UK unemployment falls to new 42-year low


Workers installing rail track.


Jobs were created in the construction and transport sectors

Unemployment in the UK fell by 57,000 in the three months to June, official figures show, bringing the jobless rate down to 4.4% – its lowest since 1975.

The squeeze on real incomes continues to grow, though at a slower pace.

Average weekly earnings increased by 2.1% compared with a year earlier – slightly higher than last month’s 2% increase.

But with inflation standing at 2.6%, real earnings still fell by 0.5%, the ONS figures showed.

At 75.1%, the proportion of people in work is the highest it has been since 1971 – partly due to the introduction of a later state pension age for women.

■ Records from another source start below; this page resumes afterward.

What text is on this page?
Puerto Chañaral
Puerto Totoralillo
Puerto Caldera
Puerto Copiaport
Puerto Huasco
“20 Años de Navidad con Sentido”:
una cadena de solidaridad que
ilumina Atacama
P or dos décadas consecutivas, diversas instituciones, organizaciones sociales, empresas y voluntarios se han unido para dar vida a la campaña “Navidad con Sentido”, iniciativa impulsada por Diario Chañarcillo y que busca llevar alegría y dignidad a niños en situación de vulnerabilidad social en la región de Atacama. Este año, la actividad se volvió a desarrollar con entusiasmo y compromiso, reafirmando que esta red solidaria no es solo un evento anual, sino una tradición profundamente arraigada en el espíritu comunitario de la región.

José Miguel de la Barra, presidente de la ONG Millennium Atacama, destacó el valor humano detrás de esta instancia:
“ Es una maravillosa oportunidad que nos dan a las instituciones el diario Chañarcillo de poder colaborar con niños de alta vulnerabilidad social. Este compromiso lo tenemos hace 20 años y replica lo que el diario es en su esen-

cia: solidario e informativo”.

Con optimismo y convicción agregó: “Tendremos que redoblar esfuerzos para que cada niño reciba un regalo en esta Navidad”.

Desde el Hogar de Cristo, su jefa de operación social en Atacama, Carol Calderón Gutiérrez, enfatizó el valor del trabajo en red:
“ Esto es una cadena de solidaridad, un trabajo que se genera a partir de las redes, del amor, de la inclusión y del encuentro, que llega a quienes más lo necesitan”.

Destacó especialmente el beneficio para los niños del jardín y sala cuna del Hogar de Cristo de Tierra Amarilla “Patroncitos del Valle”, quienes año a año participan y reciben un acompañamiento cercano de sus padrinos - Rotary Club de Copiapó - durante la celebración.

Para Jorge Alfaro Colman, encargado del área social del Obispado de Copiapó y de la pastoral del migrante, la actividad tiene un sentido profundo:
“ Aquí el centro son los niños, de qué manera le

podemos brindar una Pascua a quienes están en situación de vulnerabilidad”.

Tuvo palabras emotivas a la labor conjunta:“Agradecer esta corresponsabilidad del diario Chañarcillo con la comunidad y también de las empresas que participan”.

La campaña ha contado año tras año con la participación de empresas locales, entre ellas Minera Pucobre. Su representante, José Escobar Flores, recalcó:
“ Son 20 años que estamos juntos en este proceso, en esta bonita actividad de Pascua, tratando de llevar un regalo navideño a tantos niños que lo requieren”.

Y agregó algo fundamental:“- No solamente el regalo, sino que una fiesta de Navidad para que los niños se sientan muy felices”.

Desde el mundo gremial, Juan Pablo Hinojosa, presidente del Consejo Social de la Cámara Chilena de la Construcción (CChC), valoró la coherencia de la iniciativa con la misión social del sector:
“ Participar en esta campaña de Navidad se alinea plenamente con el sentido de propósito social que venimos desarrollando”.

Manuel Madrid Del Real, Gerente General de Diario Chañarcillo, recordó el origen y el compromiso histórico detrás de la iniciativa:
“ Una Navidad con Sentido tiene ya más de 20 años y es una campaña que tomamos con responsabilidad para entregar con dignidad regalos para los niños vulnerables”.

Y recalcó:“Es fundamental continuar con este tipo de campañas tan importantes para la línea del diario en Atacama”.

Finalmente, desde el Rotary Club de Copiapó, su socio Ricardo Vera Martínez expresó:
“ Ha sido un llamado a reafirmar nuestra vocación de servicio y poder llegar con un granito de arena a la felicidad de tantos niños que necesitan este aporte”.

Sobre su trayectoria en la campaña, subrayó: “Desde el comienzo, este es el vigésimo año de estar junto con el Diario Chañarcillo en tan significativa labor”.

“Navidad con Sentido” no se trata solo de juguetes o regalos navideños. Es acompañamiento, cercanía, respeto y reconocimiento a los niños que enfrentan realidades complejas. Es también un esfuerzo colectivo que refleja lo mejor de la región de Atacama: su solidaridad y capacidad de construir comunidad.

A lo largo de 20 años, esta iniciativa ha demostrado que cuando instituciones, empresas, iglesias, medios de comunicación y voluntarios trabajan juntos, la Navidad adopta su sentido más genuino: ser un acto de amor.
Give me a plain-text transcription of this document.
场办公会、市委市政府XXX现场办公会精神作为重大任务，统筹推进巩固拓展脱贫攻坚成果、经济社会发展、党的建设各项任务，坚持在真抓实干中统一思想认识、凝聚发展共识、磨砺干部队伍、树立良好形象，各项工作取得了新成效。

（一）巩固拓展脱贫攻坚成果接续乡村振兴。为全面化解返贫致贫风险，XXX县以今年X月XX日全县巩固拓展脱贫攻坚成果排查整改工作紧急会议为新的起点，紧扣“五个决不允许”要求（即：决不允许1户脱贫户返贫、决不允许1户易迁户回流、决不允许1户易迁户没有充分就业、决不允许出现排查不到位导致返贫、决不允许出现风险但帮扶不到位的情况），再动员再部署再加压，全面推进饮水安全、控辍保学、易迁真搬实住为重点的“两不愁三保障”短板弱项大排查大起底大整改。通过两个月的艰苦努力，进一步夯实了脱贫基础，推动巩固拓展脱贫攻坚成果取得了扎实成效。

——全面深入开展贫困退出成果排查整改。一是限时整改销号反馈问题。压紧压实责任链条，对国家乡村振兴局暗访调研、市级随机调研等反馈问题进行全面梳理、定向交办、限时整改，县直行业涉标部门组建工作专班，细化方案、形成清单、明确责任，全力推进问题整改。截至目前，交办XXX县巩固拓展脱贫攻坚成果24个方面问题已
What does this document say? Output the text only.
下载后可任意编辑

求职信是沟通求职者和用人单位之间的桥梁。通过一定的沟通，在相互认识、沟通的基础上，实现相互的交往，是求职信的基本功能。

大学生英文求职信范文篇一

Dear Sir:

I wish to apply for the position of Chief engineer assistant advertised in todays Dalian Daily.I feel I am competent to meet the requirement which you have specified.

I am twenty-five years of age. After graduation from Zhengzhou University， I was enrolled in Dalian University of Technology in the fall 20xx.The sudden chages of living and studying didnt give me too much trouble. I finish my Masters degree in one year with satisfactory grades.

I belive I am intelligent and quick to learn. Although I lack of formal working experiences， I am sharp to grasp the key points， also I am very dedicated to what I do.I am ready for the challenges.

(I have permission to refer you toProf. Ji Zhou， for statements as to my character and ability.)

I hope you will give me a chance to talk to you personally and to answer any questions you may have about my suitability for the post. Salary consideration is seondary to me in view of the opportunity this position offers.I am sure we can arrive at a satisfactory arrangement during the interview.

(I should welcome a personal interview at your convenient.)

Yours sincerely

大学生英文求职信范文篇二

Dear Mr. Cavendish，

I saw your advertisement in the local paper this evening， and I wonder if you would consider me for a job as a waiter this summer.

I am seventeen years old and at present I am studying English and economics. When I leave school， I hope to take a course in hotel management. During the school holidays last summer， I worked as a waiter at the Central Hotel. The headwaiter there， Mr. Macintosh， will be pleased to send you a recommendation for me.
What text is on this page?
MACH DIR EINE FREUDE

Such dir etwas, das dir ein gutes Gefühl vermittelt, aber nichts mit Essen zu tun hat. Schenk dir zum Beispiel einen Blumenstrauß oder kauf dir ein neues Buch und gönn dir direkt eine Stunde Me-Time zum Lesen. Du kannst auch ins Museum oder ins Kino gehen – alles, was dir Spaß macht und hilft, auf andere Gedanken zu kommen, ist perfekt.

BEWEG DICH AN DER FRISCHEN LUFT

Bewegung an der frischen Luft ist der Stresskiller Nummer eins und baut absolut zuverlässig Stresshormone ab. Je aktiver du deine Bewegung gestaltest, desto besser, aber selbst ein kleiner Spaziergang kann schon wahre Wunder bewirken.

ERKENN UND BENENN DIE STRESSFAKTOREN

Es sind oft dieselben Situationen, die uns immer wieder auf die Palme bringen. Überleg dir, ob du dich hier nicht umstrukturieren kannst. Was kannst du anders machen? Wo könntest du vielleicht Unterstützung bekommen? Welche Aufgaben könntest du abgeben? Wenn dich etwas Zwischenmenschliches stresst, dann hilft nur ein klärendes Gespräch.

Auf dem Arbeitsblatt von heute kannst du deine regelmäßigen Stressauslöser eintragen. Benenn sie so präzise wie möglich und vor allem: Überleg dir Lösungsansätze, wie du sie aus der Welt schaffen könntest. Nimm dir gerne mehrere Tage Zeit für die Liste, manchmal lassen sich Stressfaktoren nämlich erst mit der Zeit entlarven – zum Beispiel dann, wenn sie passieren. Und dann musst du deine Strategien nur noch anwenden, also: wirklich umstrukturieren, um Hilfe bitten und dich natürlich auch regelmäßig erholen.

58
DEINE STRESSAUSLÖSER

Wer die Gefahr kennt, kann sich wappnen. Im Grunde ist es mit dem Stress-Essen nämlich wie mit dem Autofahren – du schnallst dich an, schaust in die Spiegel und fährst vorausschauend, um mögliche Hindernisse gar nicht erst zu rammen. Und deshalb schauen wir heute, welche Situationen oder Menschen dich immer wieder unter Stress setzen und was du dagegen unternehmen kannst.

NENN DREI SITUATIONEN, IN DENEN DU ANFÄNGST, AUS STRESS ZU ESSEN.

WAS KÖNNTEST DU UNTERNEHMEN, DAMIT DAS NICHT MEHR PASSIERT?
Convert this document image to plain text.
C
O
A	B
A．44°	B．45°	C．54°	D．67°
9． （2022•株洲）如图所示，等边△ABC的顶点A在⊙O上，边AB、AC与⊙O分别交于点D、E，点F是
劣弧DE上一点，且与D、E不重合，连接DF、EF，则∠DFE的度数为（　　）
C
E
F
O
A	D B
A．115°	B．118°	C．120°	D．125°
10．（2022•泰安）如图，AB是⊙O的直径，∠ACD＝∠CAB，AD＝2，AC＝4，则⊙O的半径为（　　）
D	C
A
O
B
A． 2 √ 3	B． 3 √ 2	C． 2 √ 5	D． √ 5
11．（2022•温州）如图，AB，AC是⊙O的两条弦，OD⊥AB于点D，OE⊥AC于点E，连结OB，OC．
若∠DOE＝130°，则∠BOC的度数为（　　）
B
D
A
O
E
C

There were 32.07 million people in work in the three months to June – 338,000 more than for the same period last year.

“The employment picture remains strong, with a new record high employment rate and another fall in the unemployment rate. Despite the strong jobs picture, however, real earnings continue to decline,” said Office for National Statistics senior labour market statistician Matt Hughes.

Jobs were created in the construction, accommodation and food services sectors and transport and storage industries.

Ruth Gregory, UK economist at Capital Economics said the figures gave some signs that the tighter labour market was leading to a recovery in wage growth.

“Inflation is likely to fall back next year as the impact of the drop in the pound dwindles. What’s more, the tightness of the labour market should deliver further rises in nominal wage growth over the coming quarters,” she said.

The pound rose against both the dollar and the euro following the positive news on jobs, recovering some of the ground lost on Tuesday.

However, productivity – or output per worker – continued to decline, the ONS said, issuing preliminary figures for the second quarter. Productivity was 0.1% lower than in the first quarter and “remains at around the same level as its pre-downturn peak”.

The number of workers born elsewhere in the EU continued to increase, but the annual rate of change has slowed markedly, the ONS added.

The number of people on zero hours contracts as their main job fell 20,000 compared to a year earlier to 883,000 people.